Für die Studie wurden 350 Experten versammelt, die 80 Forschungsprojekte bewerten sollten, darunter knapp 30, die als "registered reports" eingereicht worden waren. Die anderen Projekte seien so ausgewählt worden, dass sie von identischen Hauptautoren stammten beziehungsweise vom gleichen Journal parallel veröffentlicht wurden.

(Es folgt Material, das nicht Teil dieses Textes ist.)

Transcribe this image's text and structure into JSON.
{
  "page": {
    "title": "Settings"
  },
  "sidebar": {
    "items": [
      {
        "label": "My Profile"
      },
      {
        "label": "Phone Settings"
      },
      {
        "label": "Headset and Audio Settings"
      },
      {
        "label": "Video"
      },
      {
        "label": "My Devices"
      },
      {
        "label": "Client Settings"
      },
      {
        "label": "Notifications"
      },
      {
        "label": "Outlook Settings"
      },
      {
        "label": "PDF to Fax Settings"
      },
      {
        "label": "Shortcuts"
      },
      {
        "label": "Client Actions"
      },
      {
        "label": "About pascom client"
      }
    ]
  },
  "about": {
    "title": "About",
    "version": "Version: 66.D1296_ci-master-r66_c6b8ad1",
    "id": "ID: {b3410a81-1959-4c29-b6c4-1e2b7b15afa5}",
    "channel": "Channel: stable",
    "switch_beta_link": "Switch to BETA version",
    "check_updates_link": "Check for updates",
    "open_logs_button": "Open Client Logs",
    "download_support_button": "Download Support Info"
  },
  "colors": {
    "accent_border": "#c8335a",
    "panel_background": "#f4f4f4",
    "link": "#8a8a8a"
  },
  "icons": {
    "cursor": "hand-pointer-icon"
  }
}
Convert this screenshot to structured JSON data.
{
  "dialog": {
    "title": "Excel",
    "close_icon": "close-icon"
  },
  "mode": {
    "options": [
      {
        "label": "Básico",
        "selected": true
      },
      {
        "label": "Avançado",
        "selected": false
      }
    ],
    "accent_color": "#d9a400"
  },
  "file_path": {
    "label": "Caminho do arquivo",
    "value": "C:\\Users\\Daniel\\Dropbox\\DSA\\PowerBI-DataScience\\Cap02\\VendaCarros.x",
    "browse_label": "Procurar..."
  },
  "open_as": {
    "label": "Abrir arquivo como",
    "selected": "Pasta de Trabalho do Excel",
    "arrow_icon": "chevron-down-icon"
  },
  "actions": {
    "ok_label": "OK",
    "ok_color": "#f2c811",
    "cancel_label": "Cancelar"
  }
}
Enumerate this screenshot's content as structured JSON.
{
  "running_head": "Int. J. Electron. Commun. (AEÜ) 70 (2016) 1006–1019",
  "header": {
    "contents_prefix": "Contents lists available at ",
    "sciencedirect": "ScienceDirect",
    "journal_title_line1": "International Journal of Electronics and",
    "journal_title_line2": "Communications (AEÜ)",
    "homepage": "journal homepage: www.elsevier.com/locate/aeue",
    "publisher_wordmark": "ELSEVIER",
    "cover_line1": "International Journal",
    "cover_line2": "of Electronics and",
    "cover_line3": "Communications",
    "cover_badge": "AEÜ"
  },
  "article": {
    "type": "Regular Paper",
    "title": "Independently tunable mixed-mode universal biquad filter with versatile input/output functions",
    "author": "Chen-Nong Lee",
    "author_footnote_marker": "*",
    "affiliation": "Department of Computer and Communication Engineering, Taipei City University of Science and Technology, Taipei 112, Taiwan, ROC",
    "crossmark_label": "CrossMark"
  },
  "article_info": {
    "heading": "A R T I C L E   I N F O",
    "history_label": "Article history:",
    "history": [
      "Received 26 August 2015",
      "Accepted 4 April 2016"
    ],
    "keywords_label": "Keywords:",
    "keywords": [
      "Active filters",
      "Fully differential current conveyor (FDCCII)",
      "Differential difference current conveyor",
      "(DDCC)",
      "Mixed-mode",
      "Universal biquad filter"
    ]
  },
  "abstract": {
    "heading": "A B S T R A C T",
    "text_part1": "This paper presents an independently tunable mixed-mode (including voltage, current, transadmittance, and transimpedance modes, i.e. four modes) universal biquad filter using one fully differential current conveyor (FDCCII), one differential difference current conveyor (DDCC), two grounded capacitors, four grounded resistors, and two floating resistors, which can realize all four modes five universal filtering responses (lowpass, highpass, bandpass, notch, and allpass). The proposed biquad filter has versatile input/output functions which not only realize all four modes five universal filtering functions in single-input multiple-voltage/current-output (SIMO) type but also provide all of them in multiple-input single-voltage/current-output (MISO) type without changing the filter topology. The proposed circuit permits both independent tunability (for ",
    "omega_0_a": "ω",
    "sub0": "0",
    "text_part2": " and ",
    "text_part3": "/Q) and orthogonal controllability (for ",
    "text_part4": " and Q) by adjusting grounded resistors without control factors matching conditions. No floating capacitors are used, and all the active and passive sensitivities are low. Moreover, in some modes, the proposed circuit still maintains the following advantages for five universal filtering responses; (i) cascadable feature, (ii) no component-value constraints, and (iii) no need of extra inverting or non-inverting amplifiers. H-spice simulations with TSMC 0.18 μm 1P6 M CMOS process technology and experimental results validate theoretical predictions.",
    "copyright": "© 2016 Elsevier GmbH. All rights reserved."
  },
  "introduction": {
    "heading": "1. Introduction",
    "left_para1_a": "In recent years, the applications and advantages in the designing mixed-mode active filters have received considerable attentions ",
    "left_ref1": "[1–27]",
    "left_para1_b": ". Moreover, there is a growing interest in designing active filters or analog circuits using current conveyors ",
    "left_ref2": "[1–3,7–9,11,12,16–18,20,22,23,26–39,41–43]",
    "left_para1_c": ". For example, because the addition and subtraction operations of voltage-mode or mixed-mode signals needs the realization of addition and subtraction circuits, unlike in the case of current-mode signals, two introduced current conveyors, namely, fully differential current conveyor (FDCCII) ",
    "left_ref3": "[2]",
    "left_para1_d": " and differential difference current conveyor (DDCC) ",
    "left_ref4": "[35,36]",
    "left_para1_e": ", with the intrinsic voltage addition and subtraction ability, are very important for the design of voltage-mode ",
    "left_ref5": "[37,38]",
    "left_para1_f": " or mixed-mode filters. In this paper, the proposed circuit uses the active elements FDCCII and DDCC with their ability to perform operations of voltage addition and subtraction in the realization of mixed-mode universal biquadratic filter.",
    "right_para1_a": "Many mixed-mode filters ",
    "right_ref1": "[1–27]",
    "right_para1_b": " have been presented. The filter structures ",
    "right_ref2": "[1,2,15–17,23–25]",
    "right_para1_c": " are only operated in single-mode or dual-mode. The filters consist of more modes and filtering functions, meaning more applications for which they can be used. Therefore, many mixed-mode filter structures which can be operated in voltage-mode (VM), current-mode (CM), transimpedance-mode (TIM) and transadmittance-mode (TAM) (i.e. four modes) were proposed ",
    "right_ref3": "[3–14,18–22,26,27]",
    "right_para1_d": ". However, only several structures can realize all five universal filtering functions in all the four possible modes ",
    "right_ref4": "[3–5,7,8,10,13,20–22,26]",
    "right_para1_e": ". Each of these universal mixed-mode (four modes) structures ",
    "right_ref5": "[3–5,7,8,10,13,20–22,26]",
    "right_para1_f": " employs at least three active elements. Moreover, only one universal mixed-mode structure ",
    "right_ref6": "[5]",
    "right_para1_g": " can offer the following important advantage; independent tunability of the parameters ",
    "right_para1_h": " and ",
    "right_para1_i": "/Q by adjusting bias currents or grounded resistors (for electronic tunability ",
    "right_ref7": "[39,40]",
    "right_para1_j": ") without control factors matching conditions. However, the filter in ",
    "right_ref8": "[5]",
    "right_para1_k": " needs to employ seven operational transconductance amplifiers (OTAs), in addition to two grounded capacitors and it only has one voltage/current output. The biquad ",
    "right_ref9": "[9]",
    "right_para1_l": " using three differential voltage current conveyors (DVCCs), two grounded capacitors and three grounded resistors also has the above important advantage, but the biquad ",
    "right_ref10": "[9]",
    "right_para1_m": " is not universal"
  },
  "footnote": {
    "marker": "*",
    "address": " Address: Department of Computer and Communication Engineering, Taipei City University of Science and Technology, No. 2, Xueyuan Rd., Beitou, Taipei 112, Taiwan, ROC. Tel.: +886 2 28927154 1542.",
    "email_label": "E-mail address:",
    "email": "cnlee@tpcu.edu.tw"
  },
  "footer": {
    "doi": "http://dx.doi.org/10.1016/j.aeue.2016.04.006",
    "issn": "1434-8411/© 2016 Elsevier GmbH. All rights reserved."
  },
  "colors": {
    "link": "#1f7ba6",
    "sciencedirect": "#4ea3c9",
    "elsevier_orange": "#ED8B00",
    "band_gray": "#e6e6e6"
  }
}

Bewertet wurden neunzehn Kriterien, beispielsweise die Stringenz von Methode und Analyse, die Qualität der Fragestellungen oder die Kreativität des Forschungsprojekts. Die Bewertung sollte an drei Zeitpunkten durchgeführt werden: vor und nach Kenntnis der Forschungsergebnisse und nach der Veröffentlichung der Studie. Dabei erzielten die Studien, die zunächst als "registered reports" bewertet worden, bessere Ergebnisse.

Durch die Bewertung vor der Durchführung würde auch die Neigung von Zeitschriften umgangen, Studien eher zu veröffentlichen, wenn sich die ursprünglichen Annahmen der Forschenden bestätigen ließen. Dadurch befreie das Veröffentlichungskonzept der "registered reports" Wissenschaftlerinnen und Wissenschafler davon, sich in ihrer Forschung davon leiten zu lassen, welche Ergebnisse eine Veröffentlichung wahrscheinlicher machen würden. Allerdings sei das Format noch nicht allgemein anerkannt, wie der Hauptautor der Studie Times Higher Education gegenüber angab. Auch bei den Zeitschriften, die es eingeführt hätten, würden nur ein Bruchteil der Beiträge auf diesem Wege eingereicht.